In the car from Dhaka’s Hazrat Shahjalal Airport to my hotel I get a text from a friend, a British curator whose family comes from Bangladesh. It was in reply to a text I’d sent him, which mentioned I was off to the Dhaka Art Summit. His reply was a short, wry, rhetorical question: ‘Is the artworld in Bangladesh now? – is nothing sacred!?’
Bangladesh is a country that has not previously registered on the international artworld’s radar to any great extent, bar a few breakthrough artists such as Runa Islam (Bangladesh-born but London-based) and Naeem Mohaiemen (New York and Dhaka-based). While it is undoubtedly a culturally rich country (just a glimpse at the modernist architecture of Louis Kahn’s National Assembly Building, completed in 1982, and the universal popularity of the monthlong Ekushey Book Fair, confirms the country’s artistically progressive tendencies), contemporary visual art has made little local impact. Besides the notable exception of the pioneering Drik, which doubles as a photography agency, and artist-run nonprofit Britto Space, there are few local galleries and only a couple of desperately underfunded national institutions, much-maligned. This is surely down to economic reasons – whatever the argument towards the socially improving qualities of art, its public funding must be a low priority in a country where the capital’s pavements are frequently nonexistent, child begging is rife and 40 percent of the population lives in slums without sanitation. While the country is making inroads in reducing its poverty levels, it remains in the bottom quarter of the Human Development Index ranking, a composite statistic of life expectancy, education and income indices used by the United Nations Development Programme.
It is against this backdrop that the second Dhaka Art Summit opened. Funded and instigated by Nadia and Rajeeb Samdani, collectors whose business interests range from property to food (and who own a mix of art-fair-friendly works by Westerners such as Marc Quinn and Damien Hirst, and a more nuanced collection of art by South Asian artists), the summit is a multifaceted event. While the ground floor of the government-owned summit venue, the Shilpakala Academy building in central Dhaka, hosted large-scale commissions – Pakistan-born Rashid Rana’s full-scale replica of a gallery at Britain’s Tate Modern, albeit with the artworks and interpretation texts pixellated out; and Indian Shilpa Gupta’s bitty installation, investigating the chitmahals, the enclaves along the Bangladesh-India border, were highlights – the rest of the four-storey building was occupied by a performance and film programme, a series of independently curated shows, an art fair (predominantly featuring galleries from South Asia and the Middle East), an exhibition of work shortlisted for an emerging-artist prize (which, while varying in quality, gave a flavour of the mainly political concerns of local younger artists: a highlight, though not the eventual winner, was Kabir Ahmed Masum Chisty’s gif-like animation of a Bangladeshi action film poster; inanimate, paper versions of which were then flyposted across the city) and a busy timetable of panel discussions.
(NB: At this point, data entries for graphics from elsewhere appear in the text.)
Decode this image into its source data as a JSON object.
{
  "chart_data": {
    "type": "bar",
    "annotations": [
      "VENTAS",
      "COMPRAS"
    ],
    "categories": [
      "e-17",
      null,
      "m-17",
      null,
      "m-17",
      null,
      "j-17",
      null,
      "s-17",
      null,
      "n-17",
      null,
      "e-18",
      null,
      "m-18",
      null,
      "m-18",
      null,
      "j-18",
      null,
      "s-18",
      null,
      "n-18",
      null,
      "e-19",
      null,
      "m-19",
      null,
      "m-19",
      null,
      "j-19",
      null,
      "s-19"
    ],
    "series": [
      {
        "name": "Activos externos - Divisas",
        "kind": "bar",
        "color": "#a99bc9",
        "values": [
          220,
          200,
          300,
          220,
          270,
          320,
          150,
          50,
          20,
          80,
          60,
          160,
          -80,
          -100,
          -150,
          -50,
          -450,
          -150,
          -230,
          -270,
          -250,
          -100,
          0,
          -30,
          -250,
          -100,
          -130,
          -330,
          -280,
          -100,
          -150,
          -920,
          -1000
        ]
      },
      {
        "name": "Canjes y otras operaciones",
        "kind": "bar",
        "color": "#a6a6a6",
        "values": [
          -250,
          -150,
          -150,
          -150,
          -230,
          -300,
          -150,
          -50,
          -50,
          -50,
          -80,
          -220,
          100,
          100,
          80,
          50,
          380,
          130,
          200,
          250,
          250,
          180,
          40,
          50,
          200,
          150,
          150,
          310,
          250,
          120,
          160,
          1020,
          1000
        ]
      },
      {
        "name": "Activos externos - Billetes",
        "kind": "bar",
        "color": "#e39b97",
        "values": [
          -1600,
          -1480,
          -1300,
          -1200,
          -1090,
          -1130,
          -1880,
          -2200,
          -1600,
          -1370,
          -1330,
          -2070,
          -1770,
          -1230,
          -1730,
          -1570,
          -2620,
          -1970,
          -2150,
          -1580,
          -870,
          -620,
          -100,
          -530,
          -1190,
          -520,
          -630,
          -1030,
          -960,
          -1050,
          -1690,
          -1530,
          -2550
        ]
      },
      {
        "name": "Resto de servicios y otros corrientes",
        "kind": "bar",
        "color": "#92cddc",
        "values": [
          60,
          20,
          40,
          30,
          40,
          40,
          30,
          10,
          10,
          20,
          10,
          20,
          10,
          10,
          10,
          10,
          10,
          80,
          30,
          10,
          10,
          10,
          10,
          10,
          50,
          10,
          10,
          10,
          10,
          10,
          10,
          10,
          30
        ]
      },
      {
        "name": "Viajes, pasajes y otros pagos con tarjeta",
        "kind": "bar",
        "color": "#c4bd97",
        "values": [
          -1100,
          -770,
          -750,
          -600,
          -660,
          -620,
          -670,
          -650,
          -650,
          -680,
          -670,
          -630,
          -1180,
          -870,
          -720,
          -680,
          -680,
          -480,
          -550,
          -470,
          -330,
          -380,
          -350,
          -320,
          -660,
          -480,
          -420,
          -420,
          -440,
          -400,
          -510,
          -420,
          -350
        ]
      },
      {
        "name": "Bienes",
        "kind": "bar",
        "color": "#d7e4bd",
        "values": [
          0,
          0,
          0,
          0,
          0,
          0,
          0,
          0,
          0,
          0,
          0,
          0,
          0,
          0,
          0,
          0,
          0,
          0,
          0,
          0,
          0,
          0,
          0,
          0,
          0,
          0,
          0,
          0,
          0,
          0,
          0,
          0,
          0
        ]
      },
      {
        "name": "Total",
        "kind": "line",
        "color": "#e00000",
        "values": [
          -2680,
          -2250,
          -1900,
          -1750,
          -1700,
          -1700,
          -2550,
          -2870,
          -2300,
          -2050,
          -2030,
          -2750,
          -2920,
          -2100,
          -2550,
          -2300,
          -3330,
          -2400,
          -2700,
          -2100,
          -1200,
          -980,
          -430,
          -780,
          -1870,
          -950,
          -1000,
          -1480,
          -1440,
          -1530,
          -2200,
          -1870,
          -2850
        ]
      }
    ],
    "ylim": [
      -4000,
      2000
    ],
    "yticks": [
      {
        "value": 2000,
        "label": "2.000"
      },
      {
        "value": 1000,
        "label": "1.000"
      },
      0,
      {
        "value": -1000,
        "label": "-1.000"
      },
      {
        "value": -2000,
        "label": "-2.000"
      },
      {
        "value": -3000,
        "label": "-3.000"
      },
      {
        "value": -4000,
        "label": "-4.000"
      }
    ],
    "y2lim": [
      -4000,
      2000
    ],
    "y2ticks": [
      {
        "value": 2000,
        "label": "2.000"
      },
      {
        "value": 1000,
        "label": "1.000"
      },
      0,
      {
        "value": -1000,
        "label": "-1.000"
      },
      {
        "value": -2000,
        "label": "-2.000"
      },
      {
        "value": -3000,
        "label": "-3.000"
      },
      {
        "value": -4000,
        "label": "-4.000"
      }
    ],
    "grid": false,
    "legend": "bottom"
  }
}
It was while on one of these panels that Mohaiemen, whose practice mixes object-making with critical research into the history of leftist politics, spoke about a research project he did for a Bangladeshi magazine, describing how he made it in the frustrating knowledge that it would never circulate beyond the publication’s Bengali-speaking readership. Mohaiemen was using the anecdote to question how art circulates. If a foetal local art scene wants to grow, and wants to be international-looking, it has to, for better or worse, speak the language of the international artworld. While we might have a democratic vision of art circulating freely via the web, artworks travelling across borders and critics reporting on farflung destinations, what the artworld resembles more closely is one of those maps airlines produce to show which routes they fly, where a spidery mass of lines radiates out from a few hubs. For anything to register to any notable extent – be it an article, work of art, curatorial endeavour – it must first pass through one of those hubs.
Formally the summit was a number of things combined: a distillation into one event of all the elements that normally come together to form a multifaceted, mature art scene. The aim of this was to communicate to the outside world, over the course of three days, a message of what Bangladesh could be for the artworld. An ecosystem that mixed the institutional, commercial and artist-run, in which it would be practical for artists to maintain international careers while being based in Dhaka and to translate local concerns to a global audience. In fact, the image of Dhaka not just being on the map, but being an international gateway. An ambitious vision given the country’s wider problems; but with its gradual economic advances and the few striving, well-placed personalities pushing it forward, it might not be entirely fanciful.